Rito del lavoro e la riformulazione dei capitoli di prova testimoniale

che, conseguentemente, il giudice d’appello, al quale venga denunciata l’illegittima sanzione di decadenza dall’istanza di prova testimoniale pronunciata in violazione dell’anzidetto principio, ove riscontri l’effettiva sussistenza del vizio, deve, coerentemente con l’effetto devolutivo del gravame e con la regola della conversione dell’invalidazione nell’impugnazione, trattenere la causa e provvedere sull’istanza di prova testimoniale, ammettendo, ove ricorra ogni altro necessario requisito, la prova stessa e disponendone l’assunzione conformemente al disposto dell’art. 437, 1° e 2° comma c.p.c. (così, in termini, Cass.
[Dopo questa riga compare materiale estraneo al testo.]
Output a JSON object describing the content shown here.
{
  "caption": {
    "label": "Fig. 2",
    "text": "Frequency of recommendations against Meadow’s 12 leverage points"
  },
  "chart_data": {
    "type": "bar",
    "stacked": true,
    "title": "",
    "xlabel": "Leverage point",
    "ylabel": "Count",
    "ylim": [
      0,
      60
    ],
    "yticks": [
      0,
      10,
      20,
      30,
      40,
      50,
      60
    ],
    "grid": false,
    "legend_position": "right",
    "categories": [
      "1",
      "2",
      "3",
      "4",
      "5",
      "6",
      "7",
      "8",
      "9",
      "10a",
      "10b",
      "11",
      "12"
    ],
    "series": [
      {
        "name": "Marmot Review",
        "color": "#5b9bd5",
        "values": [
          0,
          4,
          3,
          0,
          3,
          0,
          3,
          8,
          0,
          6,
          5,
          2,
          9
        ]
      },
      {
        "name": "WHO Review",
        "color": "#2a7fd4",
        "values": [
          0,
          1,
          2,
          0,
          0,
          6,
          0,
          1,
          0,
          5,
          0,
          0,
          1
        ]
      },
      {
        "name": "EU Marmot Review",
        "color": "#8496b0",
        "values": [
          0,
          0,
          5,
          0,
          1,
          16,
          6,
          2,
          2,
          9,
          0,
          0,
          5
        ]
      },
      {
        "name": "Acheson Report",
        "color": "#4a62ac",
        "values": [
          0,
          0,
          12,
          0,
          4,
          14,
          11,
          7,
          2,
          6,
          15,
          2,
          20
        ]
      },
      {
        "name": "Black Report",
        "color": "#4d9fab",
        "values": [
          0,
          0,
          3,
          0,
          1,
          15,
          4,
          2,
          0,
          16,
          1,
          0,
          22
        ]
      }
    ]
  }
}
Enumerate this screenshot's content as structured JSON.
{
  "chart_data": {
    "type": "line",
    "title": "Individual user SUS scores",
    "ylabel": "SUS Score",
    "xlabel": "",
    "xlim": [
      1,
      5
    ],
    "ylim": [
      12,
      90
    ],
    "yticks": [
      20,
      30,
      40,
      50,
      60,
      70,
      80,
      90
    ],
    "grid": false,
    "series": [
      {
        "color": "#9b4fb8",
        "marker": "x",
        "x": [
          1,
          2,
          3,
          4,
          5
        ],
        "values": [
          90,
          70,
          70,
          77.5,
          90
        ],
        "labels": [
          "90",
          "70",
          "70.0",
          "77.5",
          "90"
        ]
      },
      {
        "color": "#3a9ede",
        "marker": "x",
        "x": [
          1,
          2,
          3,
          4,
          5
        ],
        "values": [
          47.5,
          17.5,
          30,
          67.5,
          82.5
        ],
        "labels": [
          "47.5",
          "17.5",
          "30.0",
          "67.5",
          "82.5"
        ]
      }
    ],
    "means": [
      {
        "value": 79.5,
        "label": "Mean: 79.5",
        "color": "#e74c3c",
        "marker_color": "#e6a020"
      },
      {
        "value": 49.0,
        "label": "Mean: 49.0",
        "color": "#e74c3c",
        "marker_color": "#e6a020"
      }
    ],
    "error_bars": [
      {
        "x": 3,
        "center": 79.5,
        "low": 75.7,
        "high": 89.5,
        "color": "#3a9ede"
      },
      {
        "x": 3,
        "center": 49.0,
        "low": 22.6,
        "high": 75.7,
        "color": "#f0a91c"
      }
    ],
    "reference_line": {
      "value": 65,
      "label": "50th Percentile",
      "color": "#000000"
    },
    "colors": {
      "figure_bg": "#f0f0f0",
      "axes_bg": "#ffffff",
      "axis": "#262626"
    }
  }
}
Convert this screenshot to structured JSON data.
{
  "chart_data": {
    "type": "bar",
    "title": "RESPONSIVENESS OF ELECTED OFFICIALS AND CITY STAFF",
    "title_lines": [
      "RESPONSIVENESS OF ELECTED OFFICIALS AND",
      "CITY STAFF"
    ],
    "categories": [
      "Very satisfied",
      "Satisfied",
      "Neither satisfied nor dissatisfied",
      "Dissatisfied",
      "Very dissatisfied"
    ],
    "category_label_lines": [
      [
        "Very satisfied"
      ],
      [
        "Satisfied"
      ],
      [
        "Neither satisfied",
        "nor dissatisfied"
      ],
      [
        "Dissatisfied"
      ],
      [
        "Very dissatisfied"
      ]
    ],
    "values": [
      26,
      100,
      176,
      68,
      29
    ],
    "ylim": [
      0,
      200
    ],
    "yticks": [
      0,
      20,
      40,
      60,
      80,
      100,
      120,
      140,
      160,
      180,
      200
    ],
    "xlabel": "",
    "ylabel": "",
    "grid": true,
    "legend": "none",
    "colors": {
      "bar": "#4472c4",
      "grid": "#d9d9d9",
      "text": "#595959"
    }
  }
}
S.U. n. 262 del 1997, più volte cit.);

che, corretta negli anzidetti termini la motivazione della sentenza impugnata, il primo motivo deve ritenersi infondato; che l’infondatezza del primo motivo reca con sé l’assorbimento del terzo, siccome fondato sull’erroneo presupposto dell’intervenuta decadenza dell’INPS dalla prova articolata nel corso del giudizio di primo grado e della conseguente inutilizzabilità delle testimonianze ammesse in sede di appello;

che il secondo motivo è invece inammissibile per difetto di specificità, atteso che il verbale di accertamento di cui parte ricorrente lamenta la genericità (rectius: di cui parte ricorrente lamenta che i giudici territoriali non abbiano rilevato la genericità) non è stato trascritto nel ricorso per cassazione, nemmeno nella parte idonea a offrire alla censura un non opinabile fondamento fattuale, né si dice in quale luogo del fascicolo processuale e/o di parte esso sarebbe in atto rinvenibile, in spregio dell’art. 366 nn. 4 e 6 c.p.c.;

che il ricorso, pertanto, va conclusivamente rigettato, provvedendosi come da dispositivo sulle spese del giudizio di legittimità in favore della parte controricorrente, giusta il criterio della soccombenza;

che, in considerazione del rigetto del ricorso, sussistono i presupposti processuali per il versamento, da parte del ricorrente, dell’ulteriore importo a titolo di contributo unificato pari a quello, ove dovuto, previsto per il ricorso;

Rito del lavoro e la riformulazione dei capitoli di prova testimoniale

P.Q.M.

La Corte rigetta il ricorso e condanna parte ricorrente alla rifusione delle spese del giudizio di legittimità in favore della parte controricorrente, che si liquidano in Euro 4.700,00, di cui Euro 4.500,00 per compensi, oltre spese generali in misura pari al 15% e accessori di legge.

Ai sensi dell’art. 13, comma 1-quater, D.P.R. n. 115/2002, dà atto della sussistenza dei presupposti processuali per il versamento da parte del ricorrente dell’ulteriore importo a titolo di contributo unificato pari a quello, ove dovuto, per il ricorso, a norma del comma 1-bis dello stesso art. 13.

Così deciso in Roma, nell’adunanza camerale del 21 dicembre 2023.

Depositato in Cancelleria il 12 marzo 2024.